Battering, Rape, and Lethal Violence: A Baseline of Information on Physical Threats against Women in Nairobi (Working Paper 13)
Almost one-half of Kenyan women have experienced physical or sexual violence, including forced sexual initiation. Much of the violence is barely acknowledged, let alone investigated and prosecuted. Extreme and even fatal acts of violence—targeting poor women in particular—are common enough to be considered unremarkable, a non-issue for the media, the political class, the police, and by extension, the Kenyan state.
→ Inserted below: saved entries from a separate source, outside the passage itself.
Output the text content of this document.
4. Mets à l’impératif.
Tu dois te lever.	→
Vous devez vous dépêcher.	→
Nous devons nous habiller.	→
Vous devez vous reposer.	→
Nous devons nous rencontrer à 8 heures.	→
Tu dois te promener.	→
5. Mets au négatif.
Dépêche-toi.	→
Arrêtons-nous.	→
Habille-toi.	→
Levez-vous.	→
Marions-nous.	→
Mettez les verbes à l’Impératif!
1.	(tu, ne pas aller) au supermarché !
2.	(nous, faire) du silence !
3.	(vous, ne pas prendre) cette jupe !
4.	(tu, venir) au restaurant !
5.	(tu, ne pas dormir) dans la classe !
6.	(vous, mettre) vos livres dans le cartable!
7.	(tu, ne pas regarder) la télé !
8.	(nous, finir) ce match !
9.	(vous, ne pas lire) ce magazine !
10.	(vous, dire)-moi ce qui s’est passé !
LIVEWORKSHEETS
Battering, Rape, and Lethal Violence: A Baseline of Information on Physical Threats against Women in Nairobi, documents what is known about the three types of violence, examining the prevalence, perpetrators, and the circumstances surrounding each.
The report reveals a pattern of attacks that range from socially accepted disciplining—such as slapping—of women by their intimate partners, to extreme domestic violence using crude weapons, rape, gang rape, and sadistic methods of sexual and non-sexual torture, resulting in mutilation or violent deaths. Many Kenyans have yet to acknowledge and discuss these issues, and open dialogue about the prevalence and extreme nature of violence targeting women is almost non-existent.
Battering, Rape, and Lethal Violence makes a number of recommendations, including on the need for comprehensive data collection and the setting up of a holistic medical, psycho-social, justice and legal system to respond to the violence, and urgent police reforms.